Zehn Tage währte Laikas völlige Losgelöstheit inklusive globalterrestrischem Sightseeing. Dann wurde es ihr plötzlich seltsam heiß, was wiederum dazu führte, daß es in diesen Tagen auf dem Parkplatz des Frankfurter Bockenheimer Depots zufällig so kam, wie es kommen mußte: In der hinteren Ecke des Kiesplatzes standen mehr als dreißig Autos im Kreis und warteten darauf, mit Zuschauern bestückt zu werden. Die kamen dann auch und wurden nach dem Zufallsprinzip in Vierer- bis Sechsergruppen zum Einsteigen bewegt, um dort der Dinge zu harren, die sich im zirkusartigen Rund der Pkw-Wagenburg ereignen sollten.
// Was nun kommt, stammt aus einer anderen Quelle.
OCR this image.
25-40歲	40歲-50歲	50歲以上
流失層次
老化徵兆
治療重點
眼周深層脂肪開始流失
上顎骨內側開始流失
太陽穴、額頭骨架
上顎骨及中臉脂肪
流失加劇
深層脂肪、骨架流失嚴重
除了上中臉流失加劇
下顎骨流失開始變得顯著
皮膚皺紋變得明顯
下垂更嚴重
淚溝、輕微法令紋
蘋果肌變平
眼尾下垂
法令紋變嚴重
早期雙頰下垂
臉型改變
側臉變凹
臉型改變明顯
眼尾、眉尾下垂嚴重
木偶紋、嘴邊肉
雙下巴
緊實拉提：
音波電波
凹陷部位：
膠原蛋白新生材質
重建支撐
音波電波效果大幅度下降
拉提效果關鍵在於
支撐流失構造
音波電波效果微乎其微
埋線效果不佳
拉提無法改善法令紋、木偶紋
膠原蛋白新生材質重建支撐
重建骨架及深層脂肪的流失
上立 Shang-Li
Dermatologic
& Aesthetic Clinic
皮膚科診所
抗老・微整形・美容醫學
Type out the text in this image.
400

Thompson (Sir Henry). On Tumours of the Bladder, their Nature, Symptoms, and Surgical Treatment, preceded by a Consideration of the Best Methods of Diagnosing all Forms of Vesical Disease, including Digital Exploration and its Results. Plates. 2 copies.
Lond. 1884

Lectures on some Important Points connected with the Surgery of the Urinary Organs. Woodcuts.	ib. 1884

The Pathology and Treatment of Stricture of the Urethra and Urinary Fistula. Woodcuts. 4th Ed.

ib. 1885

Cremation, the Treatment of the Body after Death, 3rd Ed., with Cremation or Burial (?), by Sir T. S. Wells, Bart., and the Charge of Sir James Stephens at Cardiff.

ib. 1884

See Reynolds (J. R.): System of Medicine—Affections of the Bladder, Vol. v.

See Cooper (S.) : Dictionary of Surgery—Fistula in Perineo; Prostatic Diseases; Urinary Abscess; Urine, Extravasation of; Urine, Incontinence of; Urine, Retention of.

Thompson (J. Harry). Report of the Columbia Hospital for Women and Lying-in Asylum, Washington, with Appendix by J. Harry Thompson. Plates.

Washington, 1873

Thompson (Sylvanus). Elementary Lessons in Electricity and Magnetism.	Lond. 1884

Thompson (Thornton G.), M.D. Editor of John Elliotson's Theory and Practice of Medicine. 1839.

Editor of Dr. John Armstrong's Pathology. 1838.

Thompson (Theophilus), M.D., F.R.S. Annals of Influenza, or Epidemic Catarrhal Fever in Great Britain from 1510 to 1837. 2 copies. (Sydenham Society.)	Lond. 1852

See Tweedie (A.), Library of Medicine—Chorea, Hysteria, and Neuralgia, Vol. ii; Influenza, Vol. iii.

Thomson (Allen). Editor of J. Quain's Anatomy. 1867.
Auch sie wußten nicht so recht, wie ihnen geschah: Waren sie Wildwest-Pioniere und irgendwo da draußen feindliche Indianer? Nahmen sie an einer Ufo-Seance teil? Oder saßen sie mit anderen Pfadfindern im Auto und hatten jeweils einen in ihren Reihen, der am Ticketschalter zufällig als Scout bestimmt worden war und sich nun als Herr des kleinen Survival-Packets mit Schokolade (Marke „Eat This“), etwas Bindfaden, Scheuertüchern und Lageplänen fühlen konnte?

Aber dann ging es los, und es war klar, daß es in der nächsten Stunde um das Hündchen Laika gehen würde. Oder besser: Daß die englisch-deutsche Performance/ Aktion-Gruppe Gob Squad mit Stammsitz in Nottingham genau auf diesem Parklatz das typische Laika-Gefühl äußerster Verlorenheit auf engstem Raum entstehen läßt.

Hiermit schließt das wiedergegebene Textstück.